Data too big

User 1703 | 5/7/2015, 10:00:58 PM

I find that graphlab create is amazing for datasets under 1 million rows. Unfortunately I have a sframe with 2.4b rows and roughly 20 columns that I am trying to aggregate. I believe that the aggregated form would be closed to 1.6m rows when rolled up. Unfortunately when I try to add new columns or run filters on the sframe it takes too long and then times out on a xlarge aws instance.

Should I be using something else for manipulation of datasets this large? I am proficient in SQL but not sure how to prepare the best environment.

Comments

User 1207 | 5/8/2015, 5:54:43 PM

Hello mk00,

Graphlab create should be able to handle data of that size -- we've tested it internally on much larger datasets than that. The limitations, however, usually come from the disk and IO on the machine you are using. It's possible that you run out of disk space or are hitting other space issues. New columns are, by default, put into the local tmp space, which may not be optimal for you.

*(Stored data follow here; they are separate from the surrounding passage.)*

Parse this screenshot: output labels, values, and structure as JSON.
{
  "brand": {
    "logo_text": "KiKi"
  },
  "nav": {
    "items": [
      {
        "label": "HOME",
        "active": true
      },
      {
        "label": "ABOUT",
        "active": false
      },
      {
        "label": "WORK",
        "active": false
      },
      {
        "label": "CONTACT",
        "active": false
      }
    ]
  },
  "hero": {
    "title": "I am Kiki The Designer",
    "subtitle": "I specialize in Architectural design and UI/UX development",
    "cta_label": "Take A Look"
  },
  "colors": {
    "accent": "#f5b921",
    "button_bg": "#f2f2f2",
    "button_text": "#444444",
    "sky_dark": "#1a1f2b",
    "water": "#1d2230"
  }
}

First, try setting the cache location to something with a lot of storage. You can do this by running

    gl.set_runtime_config("GRAPHLAB_CACHE_FILE_LOCATIONS", "path/to/big/disk")

when you start the program.

Typically, when I've worked with huge datasets, I've used an ebs-optimized image with a large ebs volume for the data and cache area, or used machines with sufficient local ssd storage for my needs.